For instance, the CCSS has given access to a widow’s pension to same-sex couples.
Same-sex marriage gaining ground in Latin America
Gays and lesbians can legally marry in the U.S., Canada, Mexico City and several Mexican states, Bermuda, Puerto Rico, the U.S. Virgin Islands, Guadeloupe, Martinique, St. Barts, St. Martin, Saba, St. Eustatius, Bonaire, Colombia, Brazil, Uruguay and Argentina. The governments of Aruba, Curaçao and Sint Maarten recognize same-sex marriages that are performed in the Netherlands.
Chilean President Michelle Bachelet in August introduced a bill that would extend marriage rights to same-sex couples in her country.

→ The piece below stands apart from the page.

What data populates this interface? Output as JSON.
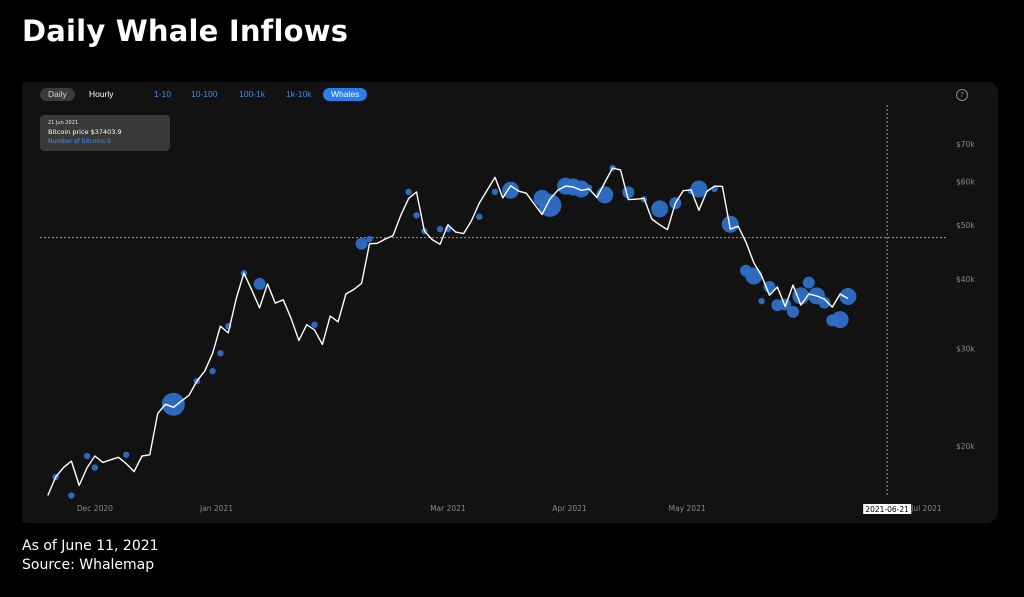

The Panamanian Supreme Court over the summer heard oral arguments in a case that would allow gays and lesbians to legally marry.
Mexican President Enrique Peña Nieto and Panamanian First Lady Lorena Castillo are among the prominent Latin American politicians and officials who support the issue. Mariela Castro, daughter of Cuban President Raúl Castro who spearheads LGBT-specific issues as director of her country’s National Center for Sexual Education, has also publicly backed marriage rights for same-sex couples.
Cuban activists who work independently of Mariela Castro and her organization, which is known by the acronym CENESEX, in recent years have sought to promote the issue on the Communist island. Neither Mariela Castro nor CENESEX has publicly commented on these efforts.